In his first video, Steve explains why US healthcare is so expensive, including a follow-up on what he found most surprising in the course of researching his excellent Time cover-story, “Bitter Pill: Why Medical Bills Are Killing Us”:

Previous Dish on “Bitter Pill” here and here. Relatedly, Trudy Lieberman recently wondered why we don’t try to reduce costs by requiring “drug makers [to] negotiate prices with the government for the drugs used by Medicare beneficiaries” – something other countries do to keep costs down:

Brill estimated that that if drug makers were paid what other countries pay them, Medicare could save some $250 billion over 10 years and, depending on whether that amount is compared with GOP and Democratic deficit reduction proposals, “that’s a third or a half of the Medicare cuts now being talked about.” Liberal economist Dean Baker, co-director of the Center for Economic and Policy Research, crunched numbers from the Organization for Economic Cooperation and Development and came up with similar savings. He found that if seniors paid the same prices as people in Canada, the federal government would save nearly $230 billion over the next decade. States would save about $31 billion and Medicare beneficiaries $48 billion. If the federal government paid the same prices as are paid in Denmark, its savings would be more than $500 billion.

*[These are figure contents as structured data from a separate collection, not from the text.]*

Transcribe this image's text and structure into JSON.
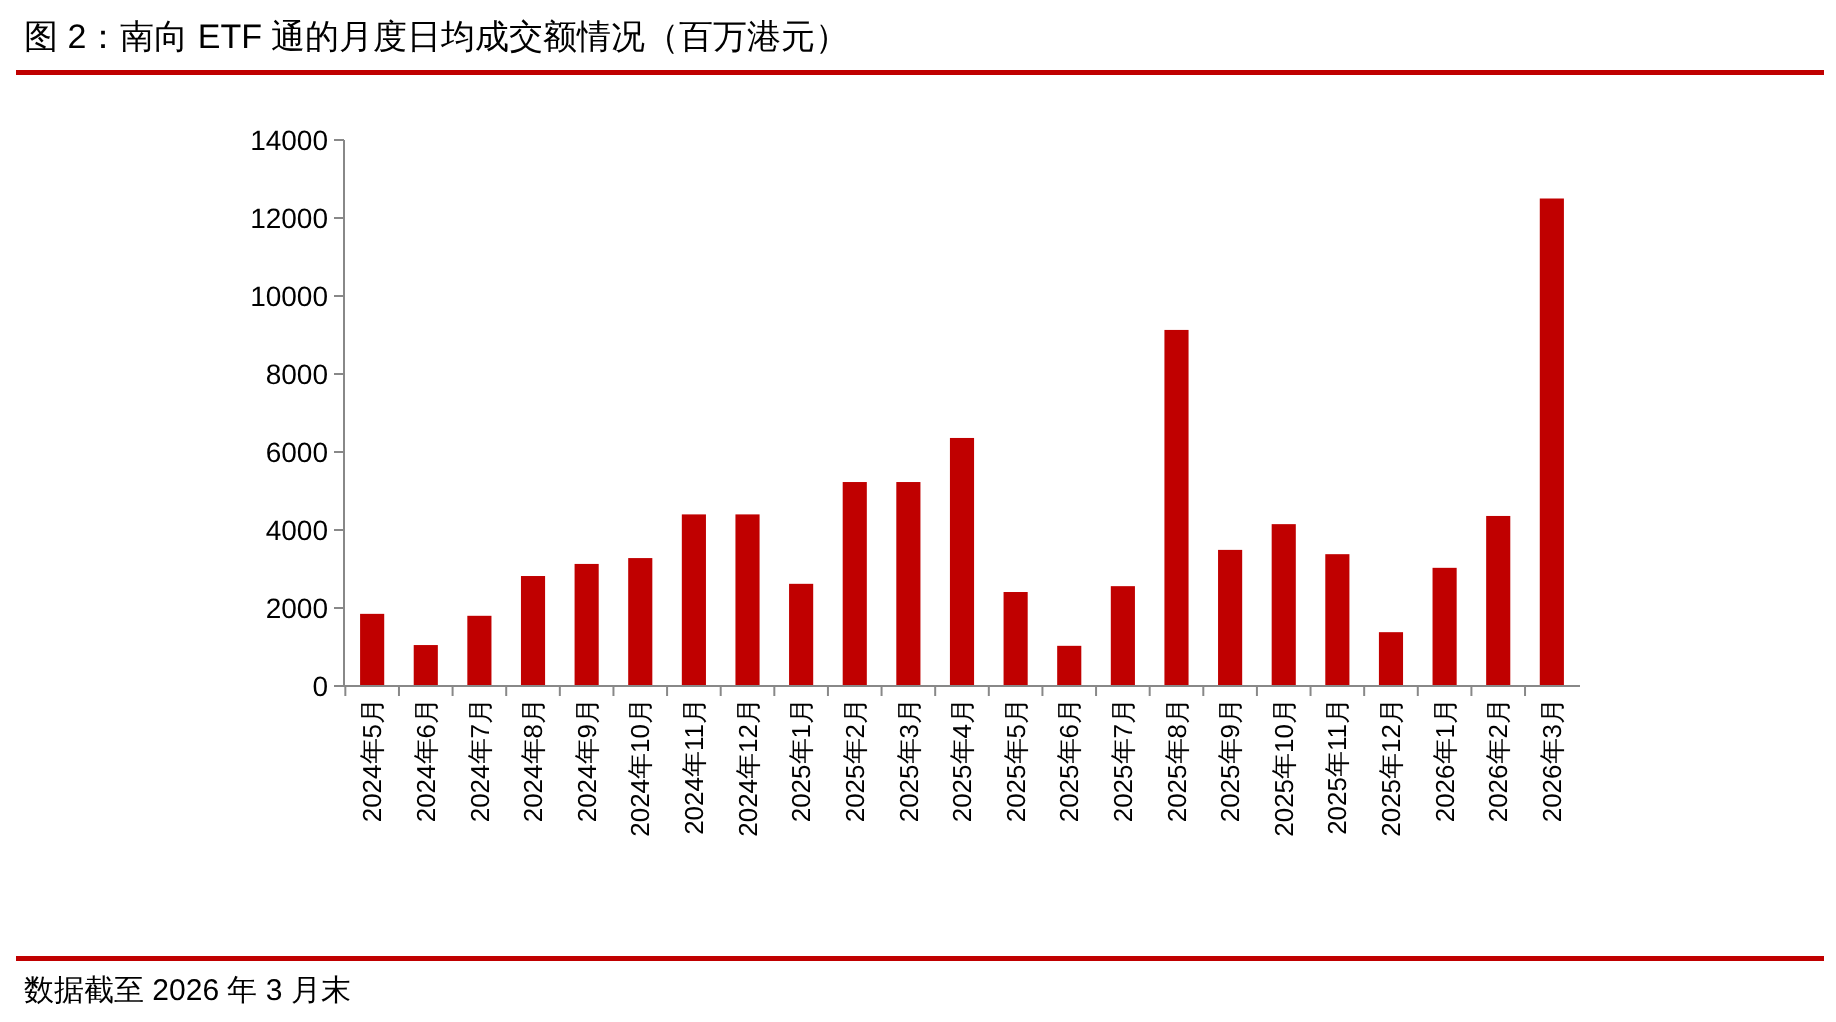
{
  "chart_data": {
    "type": "bar",
    "title": "图 2：南向 ETF 通的月度日均成交额情况（百万港元）",
    "categories": [
      "2024年5月",
      "2024年6月",
      "2024年7月",
      "2024年8月",
      "2024年9月",
      "2024年10月",
      "2024年11月",
      "2024年12月",
      "2025年1月",
      "2025年2月",
      "2025年3月",
      "2025年4月",
      "2025年5月",
      "2025年6月",
      "2025年7月",
      "2025年8月",
      "2025年9月",
      "2025年10月",
      "2025年11月",
      "2025年12月",
      "2026年1月",
      "2026年2月",
      "2026年3月"
    ],
    "values": [
      1850,
      1050,
      1800,
      2820,
      3130,
      3280,
      4400,
      4400,
      2620,
      5230,
      5230,
      6360,
      2410,
      1030,
      2560,
      9130,
      3490,
      4150,
      3380,
      1380,
      3030,
      4360,
      12500
    ],
    "color": "#c00000",
    "ylim": [
      0,
      14000
    ],
    "yticks": [
      0,
      2000,
      4000,
      6000,
      8000,
      10000,
      12000,
      14000
    ],
    "grid": false,
    "annotations": [
      "数据截至 2026 年 3 月末"
    ]
  }
}
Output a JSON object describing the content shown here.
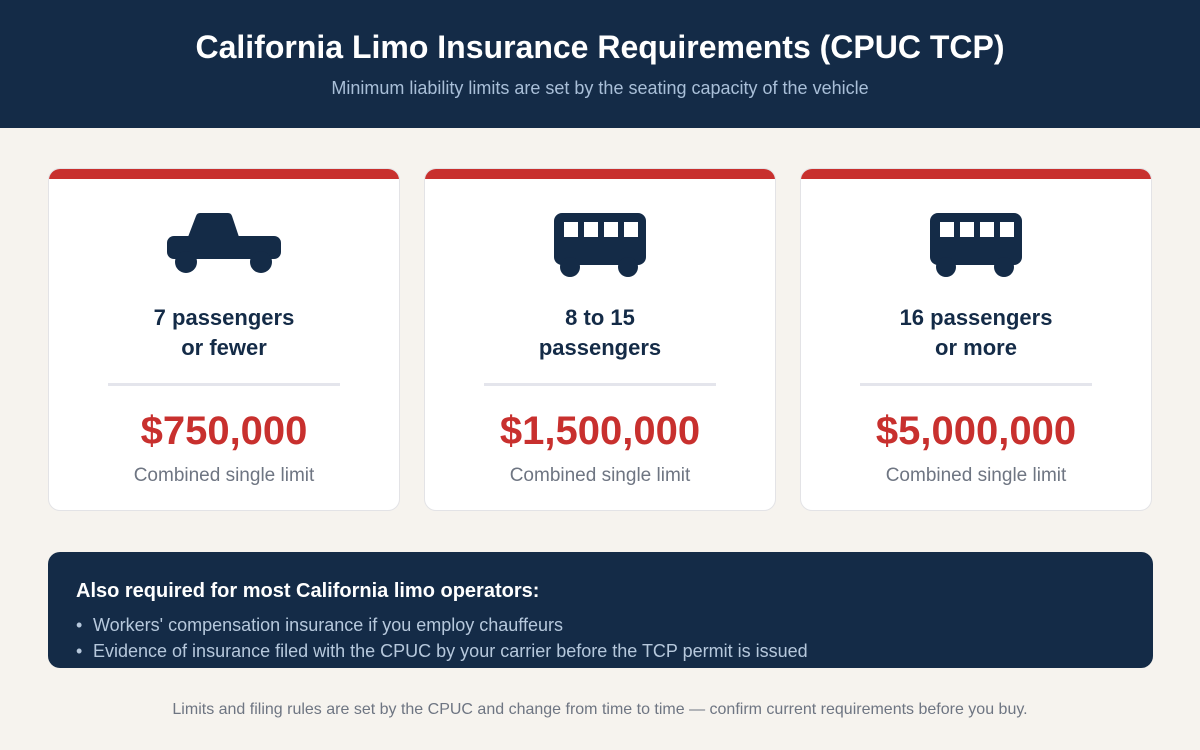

But such numbers are apparently not persuasive when they’re up against the lobbying might of the drug manufacturers. According to Open Secrets.org, drug makers spent $152 million on lobbying in 2012, an amount that has steadily increased since 2002-2003, the time when Congress was debating Medicare’s prescription drug benefit, which handed drug makers the gift of no negotiations over the prices they charge.

Thomas Bollyky highlights another growing issue in international drug prices – patents in developing countries:

Why does Gleevec, a leukemia drug that costs $70,000 per year in the United States, cost just $2,500 in India? It’s seemingly simple. Gleevec is under patent in the U.S., but not in India. Accordingly, Novartis, its Swiss-based manufacturer, may prevent competitors from making and selling lower-cost versions of the drug in the U.S., but not in India.

Last week, India’s highest court rejected an application to patent Gleevec. While the legal issue in the case is important — the patentability of modifications to existing drugs under Indian law — the impact of the decision will likely be broader than just that issue, escalating a long-simmering fight over patented cancer medications in emerging markets.

Indonesia, China and the Phillipines are taking similar measures to amend pharmaceutical patent laws:

The measures that India and other countries have taken — compulsory licensing and adopting strict standards on patentability — are consistent with its international trade commitments, but will be corrosive to the way that pharmaceutical research and development (R&D) is funded internationally. More countries are likely to follow India’s lead. Cancer is not the only NCD on the rise in developing countries, with rates of diabetes, cardiovascular, and chronic respiratory illnesses likewise increasing. U.S. patients will not indefinitely pay a 20-fold increase on the price of medicines that Indian consumers pay.